On the subject of unusual triangles that reference their surfaces, we also run into the hyperbolic triangle, which as you’d guess, is a triangle made up of three points connected by hyperbolic line segments that lie on a hyperbolic plane (that’s a surface where the space curves away from itself at every point). Or perhaps a hyperbolic triangle can also be one that tells a lot of wildly exaggerated stories? But that’s linguistics, not geometry.

There are also some “standard” Euclidean three-sided straight triangles with unique properties. Remember the circumscribed circle on your shirt? You can circumscribe other spaces inside a triangle, too - like a square; that is, find the largest square you can fit inside a given triangle. In most regular triangles, the square can be placed inside only one way, but in a Calabi triangle, that square will fit in three different ways: 

Finally, we’ve got a triangle filled with other triangles: the Sierpiński!
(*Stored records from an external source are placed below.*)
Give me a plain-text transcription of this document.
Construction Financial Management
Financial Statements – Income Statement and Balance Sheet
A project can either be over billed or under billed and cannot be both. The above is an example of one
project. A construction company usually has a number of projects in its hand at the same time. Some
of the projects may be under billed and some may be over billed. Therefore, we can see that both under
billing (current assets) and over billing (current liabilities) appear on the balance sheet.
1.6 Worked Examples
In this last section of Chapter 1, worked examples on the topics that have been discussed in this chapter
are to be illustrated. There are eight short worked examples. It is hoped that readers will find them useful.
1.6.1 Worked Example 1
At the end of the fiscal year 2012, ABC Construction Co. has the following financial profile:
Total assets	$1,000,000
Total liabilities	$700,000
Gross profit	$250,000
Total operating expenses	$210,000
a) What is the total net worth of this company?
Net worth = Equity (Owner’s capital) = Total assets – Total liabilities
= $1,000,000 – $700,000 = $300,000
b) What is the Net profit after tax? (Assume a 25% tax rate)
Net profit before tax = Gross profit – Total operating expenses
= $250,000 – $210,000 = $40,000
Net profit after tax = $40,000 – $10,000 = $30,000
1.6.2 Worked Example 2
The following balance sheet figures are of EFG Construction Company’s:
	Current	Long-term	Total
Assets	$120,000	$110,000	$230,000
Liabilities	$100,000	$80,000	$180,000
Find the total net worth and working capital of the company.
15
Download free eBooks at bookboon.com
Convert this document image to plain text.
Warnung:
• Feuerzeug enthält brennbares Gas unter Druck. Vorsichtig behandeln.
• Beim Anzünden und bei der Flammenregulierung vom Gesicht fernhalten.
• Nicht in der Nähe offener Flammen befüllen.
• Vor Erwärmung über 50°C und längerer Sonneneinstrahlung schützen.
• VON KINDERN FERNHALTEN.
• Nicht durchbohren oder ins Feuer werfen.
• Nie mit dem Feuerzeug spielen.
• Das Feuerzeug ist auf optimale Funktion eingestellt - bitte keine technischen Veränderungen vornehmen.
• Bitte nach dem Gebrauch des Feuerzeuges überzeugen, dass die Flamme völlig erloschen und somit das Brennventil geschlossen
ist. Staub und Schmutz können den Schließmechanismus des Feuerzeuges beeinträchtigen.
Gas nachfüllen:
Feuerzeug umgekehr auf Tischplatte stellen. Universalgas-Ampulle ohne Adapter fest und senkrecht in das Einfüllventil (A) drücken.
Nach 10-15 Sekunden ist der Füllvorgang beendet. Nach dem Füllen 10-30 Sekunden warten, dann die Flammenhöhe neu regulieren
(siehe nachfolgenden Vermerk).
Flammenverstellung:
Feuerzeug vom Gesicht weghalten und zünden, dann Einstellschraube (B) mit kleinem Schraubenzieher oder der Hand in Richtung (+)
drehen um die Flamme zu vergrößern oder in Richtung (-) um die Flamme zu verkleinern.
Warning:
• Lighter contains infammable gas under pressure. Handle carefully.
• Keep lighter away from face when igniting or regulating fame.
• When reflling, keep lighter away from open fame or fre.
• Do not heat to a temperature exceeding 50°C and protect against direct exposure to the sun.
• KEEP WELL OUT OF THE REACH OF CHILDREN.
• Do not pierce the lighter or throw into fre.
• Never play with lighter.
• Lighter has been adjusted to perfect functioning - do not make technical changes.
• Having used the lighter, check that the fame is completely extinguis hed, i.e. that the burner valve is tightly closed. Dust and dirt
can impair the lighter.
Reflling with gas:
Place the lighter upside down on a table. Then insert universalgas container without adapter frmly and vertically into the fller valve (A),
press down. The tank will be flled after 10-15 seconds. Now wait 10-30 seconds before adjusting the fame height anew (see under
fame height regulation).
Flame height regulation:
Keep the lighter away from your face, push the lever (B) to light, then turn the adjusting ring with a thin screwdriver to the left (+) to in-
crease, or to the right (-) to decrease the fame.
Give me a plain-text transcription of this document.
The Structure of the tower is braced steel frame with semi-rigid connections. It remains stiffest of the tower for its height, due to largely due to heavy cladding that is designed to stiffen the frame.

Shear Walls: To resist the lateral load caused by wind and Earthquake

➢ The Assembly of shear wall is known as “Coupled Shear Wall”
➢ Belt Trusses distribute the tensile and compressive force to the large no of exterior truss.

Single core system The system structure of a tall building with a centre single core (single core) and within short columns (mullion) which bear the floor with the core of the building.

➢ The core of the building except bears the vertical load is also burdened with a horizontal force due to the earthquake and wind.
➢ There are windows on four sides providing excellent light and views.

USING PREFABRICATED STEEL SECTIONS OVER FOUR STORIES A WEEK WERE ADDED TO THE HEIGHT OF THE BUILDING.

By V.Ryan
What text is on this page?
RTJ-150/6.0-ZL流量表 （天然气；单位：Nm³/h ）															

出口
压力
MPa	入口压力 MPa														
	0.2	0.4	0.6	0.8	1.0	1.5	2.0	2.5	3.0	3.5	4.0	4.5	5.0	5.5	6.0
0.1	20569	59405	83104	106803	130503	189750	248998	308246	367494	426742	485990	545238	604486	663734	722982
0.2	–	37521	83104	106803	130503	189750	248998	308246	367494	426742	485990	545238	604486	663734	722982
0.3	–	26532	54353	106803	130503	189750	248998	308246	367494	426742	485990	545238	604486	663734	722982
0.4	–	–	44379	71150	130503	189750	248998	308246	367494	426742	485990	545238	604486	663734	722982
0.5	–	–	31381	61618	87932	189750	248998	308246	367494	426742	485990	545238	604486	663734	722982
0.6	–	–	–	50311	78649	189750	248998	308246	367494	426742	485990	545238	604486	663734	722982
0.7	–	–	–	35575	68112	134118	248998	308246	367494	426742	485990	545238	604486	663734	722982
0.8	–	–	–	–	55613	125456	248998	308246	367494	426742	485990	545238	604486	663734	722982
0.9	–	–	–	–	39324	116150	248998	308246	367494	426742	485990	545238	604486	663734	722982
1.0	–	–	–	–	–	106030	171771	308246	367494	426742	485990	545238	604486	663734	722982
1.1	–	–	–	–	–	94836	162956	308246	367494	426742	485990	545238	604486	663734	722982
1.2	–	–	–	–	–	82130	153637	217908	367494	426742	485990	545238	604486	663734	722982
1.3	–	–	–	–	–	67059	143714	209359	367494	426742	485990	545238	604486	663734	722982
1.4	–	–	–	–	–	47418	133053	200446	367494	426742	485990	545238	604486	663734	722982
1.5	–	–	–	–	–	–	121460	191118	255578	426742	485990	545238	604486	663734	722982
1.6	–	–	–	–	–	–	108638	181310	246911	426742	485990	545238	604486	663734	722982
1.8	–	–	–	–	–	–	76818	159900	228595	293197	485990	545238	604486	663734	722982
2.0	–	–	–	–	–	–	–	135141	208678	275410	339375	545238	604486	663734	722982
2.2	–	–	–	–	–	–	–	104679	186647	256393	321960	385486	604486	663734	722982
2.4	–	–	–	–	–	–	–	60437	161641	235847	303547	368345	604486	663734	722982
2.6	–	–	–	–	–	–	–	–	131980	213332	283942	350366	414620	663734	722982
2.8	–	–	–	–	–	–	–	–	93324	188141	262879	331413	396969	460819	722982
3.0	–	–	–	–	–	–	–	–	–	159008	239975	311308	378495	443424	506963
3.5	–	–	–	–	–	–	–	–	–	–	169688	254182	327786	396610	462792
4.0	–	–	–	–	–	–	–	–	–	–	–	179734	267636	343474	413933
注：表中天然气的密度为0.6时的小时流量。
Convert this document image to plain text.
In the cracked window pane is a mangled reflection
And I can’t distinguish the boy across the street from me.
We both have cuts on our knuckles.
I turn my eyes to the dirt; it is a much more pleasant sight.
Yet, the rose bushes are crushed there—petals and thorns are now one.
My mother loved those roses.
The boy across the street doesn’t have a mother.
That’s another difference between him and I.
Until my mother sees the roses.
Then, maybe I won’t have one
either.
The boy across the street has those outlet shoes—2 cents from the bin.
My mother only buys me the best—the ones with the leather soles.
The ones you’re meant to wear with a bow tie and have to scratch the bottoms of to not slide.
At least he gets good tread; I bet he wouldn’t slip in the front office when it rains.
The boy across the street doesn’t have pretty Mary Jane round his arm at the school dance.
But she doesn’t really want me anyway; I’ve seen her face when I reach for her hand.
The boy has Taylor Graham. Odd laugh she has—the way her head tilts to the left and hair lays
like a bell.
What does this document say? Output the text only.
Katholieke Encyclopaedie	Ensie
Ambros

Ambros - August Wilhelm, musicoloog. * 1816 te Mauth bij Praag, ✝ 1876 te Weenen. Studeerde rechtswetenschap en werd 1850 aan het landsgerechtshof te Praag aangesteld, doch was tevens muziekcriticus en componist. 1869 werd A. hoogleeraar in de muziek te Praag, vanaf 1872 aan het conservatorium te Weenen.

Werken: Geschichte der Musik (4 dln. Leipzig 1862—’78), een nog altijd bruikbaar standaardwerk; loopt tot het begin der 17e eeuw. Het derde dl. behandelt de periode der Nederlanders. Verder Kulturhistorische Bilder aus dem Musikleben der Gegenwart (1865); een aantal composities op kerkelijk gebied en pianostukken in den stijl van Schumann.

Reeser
A Sierpiński triangle is a triangular fractal pattern; a triangle composed of triangles, that are composed of smaller triangles, that are composed of smaller triangles, etc., in a recursive pattern. A three-dimensional version also exists, the Sierpiński pyramid.   

Hopefully we’ve sated your curiosity for fantastic triangles! But we encourage you to go out and look for more. As the poet Isidore Lucien Ducasse wrote: “Grandiose trinity! Luminous triangle! Whoever has not known you is a fool!”*

*original: “Trinité grandiose! Triangle lumineux! Celui qui ne vous a pas connues est un insensé!”